Discovered over three decades ago, mutant RAS oncogenes are implicated in around 30% of human cancers, and KRAS is its most potent and prominent member. In Non-Small Cell Lung Cancer (NSCLC), the main lung cancer subtype responsible for the highest number of cancer-related deaths, KRAS is mutated in just under a third of cases, and 90% of Pancreatic Ductal Adenocarcinoma (PDAC) harbor KRAS mutations.
Given the high prevalence of these tumor types and generally poor prognosis, extensive research has centered on better tackling tumors driven by – and dependent on – this frequently mutated cancer gene. Despite such determined efforts, the development of targeted therapies to more effectively counteract KRAS-driven malignancies and slam the brakes on their runaway growth represents an unresolved challenge.
One potential contender in the race to improve outcomes for patients harboring the KRAS mutated cancer gene is the Bromodomain and Extra-Terminal domain (BET) family of proteins that are increasingly showing promise as targets in oncology. Novel BET inhibitor, BAY 1238097, has displayed anti-tumor activity in a number of models both in vitro and in vivo, inhibiting the growth of solid tumors including melanoma and lung cancer.
Seizing on this potential therapeutic window, a study* first authored by Toni Jauset, formerly a graduate student of VHIO’s Mouse Models of Cancer Therapies Group and now researcher at VHIO-born spin-off Peptomyc S.L. – both directed by Laura Soucek – and published open access today in Oncotarget, sought to preclinically evaluate the effect of this new BET inhibitor against PDAC and NSCLC in genetic mouse models harboring RAS mutations in vivo and in vitro.
Toni and his co-collaborators from VHIO’s Mouse Models of Cancer Therapies Group, Peptomyc, as well as colleagues from Kitos Biotech (Alghero, Italy), University of Sassari (Sassari, Italy), Institute for Research German Trias i Pujol (Barcelona) and Bayer AG (Berlin, Germany), have evidenced a significant therapeutic impact of BET inhibition by BAY 1238097 against NSCLC and PDAC in vivo. Findings show important tumor reduction in genetic mouse models of KRAS-driven tumors as well as efficacy in vitro in RAS-mutated NSCLC and PDAC human cell lines.
Some studies also show BET inhibition as a potential strategy to inhibit the MYC oncogene which is found deregulated in most, if not all tumor types, and a major driver of tumor progression and maintenance, while others argue that this novel therapeutic approach can abolish tumorigenesis independently of MYC regulation. Results reported in this Oncotarget paper suggest that there are other key molecular players, other than MYC, implicated in the increased sensitivity to BET blockers.
“To deliver on the promise of blocking BET as an effective anticancer strategy, we must achieve a deeper understanding of the molecular influencers that govern sensitivity to these novel inhibitors across different tumor types. Only with more research will we be able to further develop these inhibitors and hopefully ring them in as proven as opposed to promising anti-cancer weaponry,” observes first author Toni Jauset.
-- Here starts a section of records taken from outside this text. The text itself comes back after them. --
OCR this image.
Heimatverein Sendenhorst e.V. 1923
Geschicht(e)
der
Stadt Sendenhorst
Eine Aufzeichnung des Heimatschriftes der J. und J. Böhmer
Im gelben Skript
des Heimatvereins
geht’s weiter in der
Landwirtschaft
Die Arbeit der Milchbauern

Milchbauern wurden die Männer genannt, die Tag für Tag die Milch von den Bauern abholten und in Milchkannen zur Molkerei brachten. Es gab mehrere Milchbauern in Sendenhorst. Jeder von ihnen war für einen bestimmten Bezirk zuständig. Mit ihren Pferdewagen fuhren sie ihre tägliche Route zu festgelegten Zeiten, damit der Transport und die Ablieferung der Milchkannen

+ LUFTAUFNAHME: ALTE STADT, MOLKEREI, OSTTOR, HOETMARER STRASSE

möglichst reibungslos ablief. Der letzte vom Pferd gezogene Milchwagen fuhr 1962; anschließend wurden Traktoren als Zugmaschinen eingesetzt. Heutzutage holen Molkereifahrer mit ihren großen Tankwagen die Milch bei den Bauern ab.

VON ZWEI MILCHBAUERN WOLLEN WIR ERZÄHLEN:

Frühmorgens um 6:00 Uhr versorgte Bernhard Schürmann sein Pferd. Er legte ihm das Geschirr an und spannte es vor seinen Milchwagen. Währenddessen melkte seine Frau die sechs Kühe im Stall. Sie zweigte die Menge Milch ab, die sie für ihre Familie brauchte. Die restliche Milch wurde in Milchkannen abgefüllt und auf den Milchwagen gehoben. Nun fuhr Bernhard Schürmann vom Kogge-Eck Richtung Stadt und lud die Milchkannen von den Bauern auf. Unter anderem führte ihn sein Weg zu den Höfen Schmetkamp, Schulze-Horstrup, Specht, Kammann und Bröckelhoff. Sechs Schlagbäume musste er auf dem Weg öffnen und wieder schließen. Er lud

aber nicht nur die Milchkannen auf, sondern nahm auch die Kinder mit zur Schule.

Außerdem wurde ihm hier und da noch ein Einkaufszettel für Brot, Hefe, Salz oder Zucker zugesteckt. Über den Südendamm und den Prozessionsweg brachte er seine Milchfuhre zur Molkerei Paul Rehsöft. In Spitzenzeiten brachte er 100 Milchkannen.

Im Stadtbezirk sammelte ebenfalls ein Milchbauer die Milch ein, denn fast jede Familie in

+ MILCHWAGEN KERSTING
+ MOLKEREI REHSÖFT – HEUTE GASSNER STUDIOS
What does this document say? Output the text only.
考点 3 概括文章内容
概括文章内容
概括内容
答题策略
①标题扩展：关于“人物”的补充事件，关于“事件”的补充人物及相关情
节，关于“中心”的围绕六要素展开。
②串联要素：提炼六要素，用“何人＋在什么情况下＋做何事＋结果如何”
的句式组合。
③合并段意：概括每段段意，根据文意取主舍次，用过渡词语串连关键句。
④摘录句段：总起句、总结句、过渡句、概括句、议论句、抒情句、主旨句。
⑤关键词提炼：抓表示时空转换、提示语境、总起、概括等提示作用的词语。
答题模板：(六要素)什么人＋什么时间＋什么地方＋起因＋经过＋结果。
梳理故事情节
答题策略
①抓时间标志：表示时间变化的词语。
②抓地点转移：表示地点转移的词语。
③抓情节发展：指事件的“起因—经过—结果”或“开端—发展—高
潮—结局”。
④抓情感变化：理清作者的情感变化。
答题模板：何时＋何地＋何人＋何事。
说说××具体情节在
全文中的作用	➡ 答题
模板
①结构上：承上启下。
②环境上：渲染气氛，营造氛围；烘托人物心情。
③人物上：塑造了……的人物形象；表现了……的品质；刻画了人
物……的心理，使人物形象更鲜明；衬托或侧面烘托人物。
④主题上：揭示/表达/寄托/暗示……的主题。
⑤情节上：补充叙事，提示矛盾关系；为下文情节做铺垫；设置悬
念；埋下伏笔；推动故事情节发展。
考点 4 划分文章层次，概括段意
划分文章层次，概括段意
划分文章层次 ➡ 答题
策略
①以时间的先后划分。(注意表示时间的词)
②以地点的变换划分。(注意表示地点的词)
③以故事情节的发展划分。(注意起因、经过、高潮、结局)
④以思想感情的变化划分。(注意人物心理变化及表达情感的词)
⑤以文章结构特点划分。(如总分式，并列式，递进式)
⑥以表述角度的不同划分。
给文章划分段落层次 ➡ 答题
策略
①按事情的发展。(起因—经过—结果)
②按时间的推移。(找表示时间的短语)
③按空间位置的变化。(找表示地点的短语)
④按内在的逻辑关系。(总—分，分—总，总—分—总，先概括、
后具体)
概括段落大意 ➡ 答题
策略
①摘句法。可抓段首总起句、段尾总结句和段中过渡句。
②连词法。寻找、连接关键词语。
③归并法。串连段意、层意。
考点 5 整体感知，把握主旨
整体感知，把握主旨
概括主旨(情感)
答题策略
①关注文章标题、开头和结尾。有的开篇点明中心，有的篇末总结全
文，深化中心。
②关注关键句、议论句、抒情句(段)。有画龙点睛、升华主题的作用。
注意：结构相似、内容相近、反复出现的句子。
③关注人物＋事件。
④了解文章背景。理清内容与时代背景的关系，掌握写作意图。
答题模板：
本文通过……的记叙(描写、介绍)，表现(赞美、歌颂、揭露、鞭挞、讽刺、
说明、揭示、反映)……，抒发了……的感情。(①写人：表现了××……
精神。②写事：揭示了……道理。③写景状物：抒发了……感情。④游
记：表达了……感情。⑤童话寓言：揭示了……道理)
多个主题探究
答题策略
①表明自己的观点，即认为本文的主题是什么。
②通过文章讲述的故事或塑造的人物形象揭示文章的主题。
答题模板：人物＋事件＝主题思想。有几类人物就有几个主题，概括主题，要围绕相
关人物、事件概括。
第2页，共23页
“Our results in preclinical models of KRAS-driven Pancreatic Ductal Adenocarcinoma and Non-Small Cell Lung support further evaluation of BET inhibition in solid tumors in the clinic. Based on the increasing body of research, we will need to establish how to potentiate these inhibitors as monotherapy or in combination with other anticancer drugs, as well as reduce the toxicity reported in some early phase clinical studies,” concludes corresponding author Laura Soucek, Principal Investigator of VHIO’s Mouse Models of Cancer Therapies Group, ICREA Professor, and CEO of Peptomyc which she co-founded with co-author Marie-Eve Beaulieu – formerly a Post-Doctoral Fellow at her lab, now CSO of the company.
To view this open access paper online please click here.
This research was supported by grants from the European Research Council (ERC), Fondo de Investigación en Salud – Instituto de Salud Carlos III (ISCIII), Agency for Management of University and Research Grants (AGAUR), and the FERO Foundation.
*Toni Jauset, Daniel Massó-Vallés, Sandra Martínez-Martín, Marie-Eve Beaulieu, Laia Foradada, Francesco Paolo Fiorentino, Jun Yokota, Bernard Haendler, Stephan Siegel, Jonathan R. Whitfield and Laura Soucek. BET inhibition is an effective approach against KRAS-driven PDAC and NSCLC. Oncotarget. 2018; 9:18734-18746.